I have a shell script which uses ffmpeg to crate a time-lapse video from webcam images. Normally, it works just fine:
/usr/bin/ffmpeg -loglevel info -framerate 4 \
-pattern_type glob -i $ipath/'*.jpg' \
-c:v libx264 -crf 30 -y -pix_fmt yuv420p $temp &>>$log
But this chokes if the image is a zero-length file:
-rw-r--r-- 1 pi pi 156636 Sep 29 04:35 image_022.jpg
-rw-r--r-- 1 pi pi 156533 Sep 29 04:35 image_023.jpg
-rw-r--r-- 1 pi pi 159302 Sep 29 04:35 image_024.jpg
-rw-r--r-- 1 pi pi 0 Sep 29 04:35 image_025.jpg
-rw-r--r-- 1 pi pi 157055 Sep 29 04:35 image_026.jpg
-rw-r--r-- 1 pi pi 156851 Sep 29 04:35 image_027.jpg
-rw-r--r-- 1 pi pi 155793 Sep 29 04:35 image_028.jpg
-rw-r--r-- 1 pi pi 160647 Sep 29 04:35 image_029.jpg
In this case the video only included frames up to the zero length JPEG.

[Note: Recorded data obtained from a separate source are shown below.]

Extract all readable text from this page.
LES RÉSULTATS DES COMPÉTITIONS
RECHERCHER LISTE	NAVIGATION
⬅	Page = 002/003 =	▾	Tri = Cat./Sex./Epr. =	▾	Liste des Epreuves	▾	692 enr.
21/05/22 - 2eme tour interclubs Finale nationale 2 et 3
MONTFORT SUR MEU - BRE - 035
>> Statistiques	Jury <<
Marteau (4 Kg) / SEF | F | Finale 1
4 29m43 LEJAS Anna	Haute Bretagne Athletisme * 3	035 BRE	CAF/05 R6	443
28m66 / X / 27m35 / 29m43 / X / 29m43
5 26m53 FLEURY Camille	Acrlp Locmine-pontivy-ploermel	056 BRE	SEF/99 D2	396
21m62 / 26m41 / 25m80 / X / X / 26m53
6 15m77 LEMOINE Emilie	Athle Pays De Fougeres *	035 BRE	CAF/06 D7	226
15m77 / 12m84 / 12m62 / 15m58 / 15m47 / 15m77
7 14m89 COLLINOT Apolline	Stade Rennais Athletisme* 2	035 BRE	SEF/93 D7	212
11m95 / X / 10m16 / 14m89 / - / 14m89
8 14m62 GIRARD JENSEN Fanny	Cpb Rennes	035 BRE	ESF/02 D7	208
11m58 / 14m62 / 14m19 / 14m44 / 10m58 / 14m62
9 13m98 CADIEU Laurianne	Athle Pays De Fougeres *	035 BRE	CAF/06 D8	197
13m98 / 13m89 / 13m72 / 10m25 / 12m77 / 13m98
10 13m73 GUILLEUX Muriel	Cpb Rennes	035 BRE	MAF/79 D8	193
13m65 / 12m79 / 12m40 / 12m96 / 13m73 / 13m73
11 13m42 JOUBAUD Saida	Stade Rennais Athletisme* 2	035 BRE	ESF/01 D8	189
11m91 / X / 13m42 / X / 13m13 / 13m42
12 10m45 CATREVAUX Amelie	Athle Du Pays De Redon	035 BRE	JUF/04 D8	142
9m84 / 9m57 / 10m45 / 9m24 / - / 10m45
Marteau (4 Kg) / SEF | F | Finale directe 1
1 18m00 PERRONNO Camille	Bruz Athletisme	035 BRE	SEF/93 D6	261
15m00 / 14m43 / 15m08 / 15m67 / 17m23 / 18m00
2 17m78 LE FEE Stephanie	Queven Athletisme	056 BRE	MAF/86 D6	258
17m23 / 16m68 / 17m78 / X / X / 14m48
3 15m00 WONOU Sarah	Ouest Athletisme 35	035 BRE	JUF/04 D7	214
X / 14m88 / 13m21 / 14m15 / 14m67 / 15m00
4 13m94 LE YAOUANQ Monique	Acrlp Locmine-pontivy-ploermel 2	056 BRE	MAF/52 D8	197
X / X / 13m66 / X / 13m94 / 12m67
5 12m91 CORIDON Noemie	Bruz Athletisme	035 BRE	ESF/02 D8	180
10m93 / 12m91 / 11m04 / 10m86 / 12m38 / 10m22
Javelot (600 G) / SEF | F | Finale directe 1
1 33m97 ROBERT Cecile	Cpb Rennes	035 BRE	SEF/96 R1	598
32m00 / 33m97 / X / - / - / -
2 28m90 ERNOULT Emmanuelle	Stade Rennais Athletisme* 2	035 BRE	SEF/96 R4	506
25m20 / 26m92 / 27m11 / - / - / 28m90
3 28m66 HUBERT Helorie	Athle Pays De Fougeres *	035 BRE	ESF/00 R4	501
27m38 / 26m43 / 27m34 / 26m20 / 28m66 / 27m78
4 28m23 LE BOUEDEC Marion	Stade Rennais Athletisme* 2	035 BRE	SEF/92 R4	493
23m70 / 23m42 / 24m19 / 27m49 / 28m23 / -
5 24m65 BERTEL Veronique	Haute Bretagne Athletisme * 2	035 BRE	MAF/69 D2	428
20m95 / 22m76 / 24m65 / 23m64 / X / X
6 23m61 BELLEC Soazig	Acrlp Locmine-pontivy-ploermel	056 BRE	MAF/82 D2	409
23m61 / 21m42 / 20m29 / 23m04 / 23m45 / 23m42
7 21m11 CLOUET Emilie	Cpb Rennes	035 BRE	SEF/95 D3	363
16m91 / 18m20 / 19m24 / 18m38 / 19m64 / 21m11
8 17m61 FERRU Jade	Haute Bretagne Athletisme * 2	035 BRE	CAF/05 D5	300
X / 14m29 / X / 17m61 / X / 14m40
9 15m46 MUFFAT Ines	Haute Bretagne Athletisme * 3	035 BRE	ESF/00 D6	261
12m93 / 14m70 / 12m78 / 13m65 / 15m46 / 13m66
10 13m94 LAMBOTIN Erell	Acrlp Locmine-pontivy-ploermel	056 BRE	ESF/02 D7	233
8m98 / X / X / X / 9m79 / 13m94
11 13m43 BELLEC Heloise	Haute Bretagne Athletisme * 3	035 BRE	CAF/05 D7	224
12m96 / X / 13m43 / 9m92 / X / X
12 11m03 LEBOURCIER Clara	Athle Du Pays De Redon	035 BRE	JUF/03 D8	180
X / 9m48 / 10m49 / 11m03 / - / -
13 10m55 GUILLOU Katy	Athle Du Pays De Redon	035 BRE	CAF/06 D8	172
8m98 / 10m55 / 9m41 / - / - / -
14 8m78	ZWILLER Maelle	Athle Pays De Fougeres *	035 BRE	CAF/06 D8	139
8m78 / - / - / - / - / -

I realize I can test the file length of every webcam image, but there must be an easier, more efficient way.
Is there?
CodePudding user response:
FFmpeg will terminate reading an image sequence upon encountering a file with zero size. There's no option to carry on.
Copy over the previous image onto the zero-sized file.